[369] Plut., Caton, 17. Voy. Duruy, loc. cit., p. 352. Tite-Live, XXXIX, 44.
Peu de temps après, les censeurs Claudius Pulcher et Sempronius Gracchus, voulant renouveler une mesure antérieurement prise par Caton, avaient interdit à ceux qui, sous la censure précédente, avaient pris part aux adjudications, de se présenter actuellement comme socii, et même comme affines conductionis. Cela provoqua une véritable émeute, et les publicains se transportèrent auprès du tribun, qui consentit à proposer une loi annulant les nouvelles adjudications, et autorisant tous les citoyens indistinctement à se présenter aux enchères, qu’on dut recommencer. Les censeurs furent mis en jugement. Les publicains s’habituaient à faire la loi[370].
[370] Tite-Live, XLIII, 16.
Les mœurs s’altèrent, la plèbe se réveille et s’agite, car nous touchons aux premières années du septième siècle de Rome. Les grandes lois agraires vont inaugurer le mouvement démocratique qui se personnifie sous le nom des Gracques.
Les publicains étaient la bourgeoisie riche ; ils eurent à souffrir des lois agraires d’abord, autant que le patriciat. Aussi vit-on les deux ordres se prêter un mutuel concours pour frauder, notamment la loi agraire de Licinius Stolon, qui défendait à tout citoyen de posséder plus de 500 jugères (126 hectares) de terres publiques, et d’y nourrir plus de 100 têtes de gros bétail et 500 têtes de petit[371]. Les nobles (nobiles), en rendant la justice, et en réglant, au Sénat, les comptes de l’État, se montrent indulgents pour les adjudicataires des pâturages, et acceptent sans contrôle leurs déclarations, pour que ceux-ci les laissent, à leur tour, mener leurs immenses troupeaux paître gratuitement sur les terres publiques.
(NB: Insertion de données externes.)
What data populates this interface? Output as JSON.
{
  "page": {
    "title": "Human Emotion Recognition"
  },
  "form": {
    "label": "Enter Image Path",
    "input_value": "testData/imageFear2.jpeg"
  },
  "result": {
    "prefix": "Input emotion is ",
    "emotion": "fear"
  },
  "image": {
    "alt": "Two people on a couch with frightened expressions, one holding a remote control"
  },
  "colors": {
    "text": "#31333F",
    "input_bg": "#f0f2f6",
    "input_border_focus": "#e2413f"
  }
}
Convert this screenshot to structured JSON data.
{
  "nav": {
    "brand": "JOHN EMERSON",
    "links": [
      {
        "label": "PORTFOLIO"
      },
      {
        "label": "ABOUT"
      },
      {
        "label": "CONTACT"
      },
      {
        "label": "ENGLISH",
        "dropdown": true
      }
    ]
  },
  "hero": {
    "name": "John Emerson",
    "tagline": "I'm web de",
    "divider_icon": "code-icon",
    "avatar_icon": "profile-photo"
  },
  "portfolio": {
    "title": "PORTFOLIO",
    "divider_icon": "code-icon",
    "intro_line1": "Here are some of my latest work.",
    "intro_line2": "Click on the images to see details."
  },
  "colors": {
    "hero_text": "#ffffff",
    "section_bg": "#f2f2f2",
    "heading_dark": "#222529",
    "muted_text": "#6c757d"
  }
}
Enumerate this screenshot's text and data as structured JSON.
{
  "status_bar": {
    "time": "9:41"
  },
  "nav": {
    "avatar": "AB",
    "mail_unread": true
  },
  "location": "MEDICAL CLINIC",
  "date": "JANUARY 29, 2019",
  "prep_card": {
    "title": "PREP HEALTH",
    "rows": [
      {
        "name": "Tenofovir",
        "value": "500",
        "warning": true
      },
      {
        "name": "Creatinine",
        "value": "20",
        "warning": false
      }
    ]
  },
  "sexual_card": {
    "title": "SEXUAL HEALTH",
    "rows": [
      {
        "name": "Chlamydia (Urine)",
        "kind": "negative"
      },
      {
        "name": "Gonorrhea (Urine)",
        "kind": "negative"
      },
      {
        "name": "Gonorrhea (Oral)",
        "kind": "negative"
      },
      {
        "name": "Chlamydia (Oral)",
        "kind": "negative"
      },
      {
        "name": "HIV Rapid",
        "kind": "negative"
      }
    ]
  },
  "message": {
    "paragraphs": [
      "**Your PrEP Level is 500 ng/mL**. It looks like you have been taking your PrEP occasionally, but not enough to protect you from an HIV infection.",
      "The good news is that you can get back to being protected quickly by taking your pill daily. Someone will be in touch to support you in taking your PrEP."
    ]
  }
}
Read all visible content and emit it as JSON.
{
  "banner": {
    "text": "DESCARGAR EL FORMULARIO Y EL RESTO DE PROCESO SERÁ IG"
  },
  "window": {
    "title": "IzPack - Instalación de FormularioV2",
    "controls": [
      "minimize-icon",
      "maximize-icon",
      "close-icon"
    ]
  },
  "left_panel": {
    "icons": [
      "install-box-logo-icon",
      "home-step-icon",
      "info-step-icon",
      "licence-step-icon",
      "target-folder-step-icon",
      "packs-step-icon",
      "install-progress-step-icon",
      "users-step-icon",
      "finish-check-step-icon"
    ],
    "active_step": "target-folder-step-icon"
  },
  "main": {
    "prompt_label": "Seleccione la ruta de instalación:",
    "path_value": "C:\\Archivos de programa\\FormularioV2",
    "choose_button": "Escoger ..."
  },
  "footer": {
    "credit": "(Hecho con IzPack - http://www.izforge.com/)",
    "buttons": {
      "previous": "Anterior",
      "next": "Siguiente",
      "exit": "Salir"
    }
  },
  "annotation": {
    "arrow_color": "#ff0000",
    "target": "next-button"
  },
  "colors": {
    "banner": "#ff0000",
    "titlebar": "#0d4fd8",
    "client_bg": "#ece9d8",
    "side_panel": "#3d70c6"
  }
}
La prépondérance des publicains s’établit donc de plus en plus solidement dans toutes les affaires qui les intéressent. En combattant ouvertement avec les uns, en pactisant habilement avec les autres, ils arrivent à leur but.
[371] Velleius Paterculus, II, 6 ; Cicéron, De lege agraria, II, 5 ; Appien, G. civ., I, 8. Voy. Belot, Hist. des chev. ; Tite-Live, liv. XXXIX.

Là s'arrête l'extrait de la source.